Could have baked it on your lowest setting and stirred it ev few hrs.. Butnot all like it dry 2 of my girls (nvr tried with boy) prefer moistened sup, not as wet as my tropicals, but not bone dry, my AF gbb is pretty somd of soaked spots in the sub too ^.^


----------



## EulersK (Dec 10, 2015)

I personally despise coco fiber. It's not even convenient. I just use plain old topsoil. Holds up burrows, holds moisture far better, much cheaper, and more convenient. Just make sure there are no additives and no cedar in it. It's like $3 for a 40lb bag. In my opinion, it even _looks _better.


----------



## ladydeath (Dec 10, 2015)

i cooked the sub on full power for 10 minutes in the microwave to dry it out a bit doing 2 to 3 hand full's at a time with kitchen roll underneath it to soak most of the water up it was a real pain in my rear. then dried it out further in front of the radiator for 3 days mixing it up every few hours.
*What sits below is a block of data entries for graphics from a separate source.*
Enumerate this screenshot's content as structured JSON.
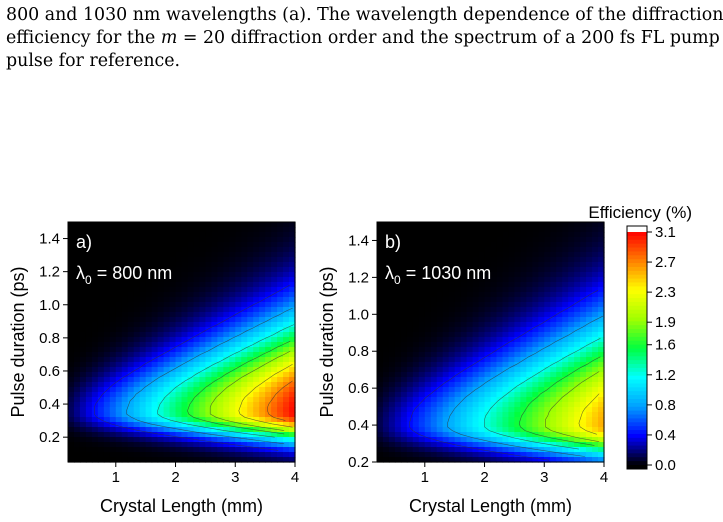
{
  "caption": {
    "line1": "800 and 1030 nm wavelengths (a). The wavelength dependence of the diffraction",
    "line2_pre": "efficiency for the ",
    "line2_var": "m",
    "line2_post": " = 20 diffraction order and the spectrum of a 200 fs FL pump",
    "line3": "pulse for reference."
  },
  "chart_data": [
    {
      "type": "heatmap",
      "panel_label": "a)",
      "annotation_prefix": "λ",
      "annotation_sub": "0",
      "annotation_suffix": " = 800 nm",
      "xlabel": "Crystal Length (mm)",
      "ylabel": "Pulse duration (ps)",
      "xlim": [
        0.2,
        4.0
      ],
      "ylim": [
        0.05,
        1.5
      ],
      "xticks": [
        "1",
        "2",
        "3",
        "4"
      ],
      "yticks": [
        "0.2",
        "0.4",
        "0.6",
        "0.8",
        "1.0",
        "1.2",
        "1.4"
      ],
      "peak": {
        "x": 3.9,
        "y": 0.35,
        "value": 3.1
      }
    },
    {
      "type": "heatmap",
      "panel_label": "b)",
      "annotation_prefix": "λ",
      "annotation_sub": "0",
      "annotation_suffix": " = 1030 nm",
      "xlabel": "Crystal Length (mm)",
      "ylabel": "Pulse duration (ps)",
      "xlim": [
        0.2,
        4.0
      ],
      "ylim": [
        0.2,
        1.5
      ],
      "xticks": [
        "1",
        "2",
        "3",
        "4"
      ],
      "yticks": [
        "0.2",
        "0.4",
        "0.6",
        "0.8",
        "1.0",
        "1.2",
        "1.4"
      ],
      "peak": {
        "x": 4.0,
        "y": 0.4,
        "value": 2.6
      }
    }
  ],
  "colorbar": {
    "title": "Efficiency (%)",
    "ticks": [
      "3.1",
      "2.7",
      "2.3",
      "1.9",
      "1.6",
      "1.2",
      "0.8",
      "0.4",
      "0.0"
    ],
    "range": [
      0.0,
      3.1
    ],
    "colors": [
      "#000000",
      "#0000ff",
      "#00a0ff",
      "#00ffff",
      "#00ff40",
      "#a0ff00",
      "#ffff00",
      "#ff8000",
      "#ff0000",
      "#ffffff"
    ]
  }
}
We have now re-homed all 3 of our adult tarantula's and one of our juviniles in to the large encolsures, Gogoroth our adult male L.P, Syrup our adult female   A. GEN and Rosie our adult female G. Rosae and last but not least Zane / Curly our juvinile B. Albop. we have put plenty of hides, and plastic plants in all the boxes, gogoroth even has a ping pong so if he decides to have a game of footie he can for something to do, i have drilled 2 rows of air holes on each side and covered the lids in them too i will say their is aproximately 40 - 50 on each row on the long sides and about 20 - 25 on the short sides.


----------



## cold blood (Dec 14, 2015)

I do not like the hide, but then this species doesn't really use one any way, but for future reference, it should be a) buried, to make the hide tighter, which ts like, this will also encourage them to move the substrate and create to their desire.  And b) It should not have a bottom, or really a back....what you have is a trap, that allows for no retreat and no security...even if its used, you may see an unusually defensive t when it does, as it removed the flight possibility in the flight or fight response.  

Otherwise, nice improvement, I keep many ts in similar containers, although I keep mine a little more open than I used to do, just to give prey less places to hide...but it does look nice.


----------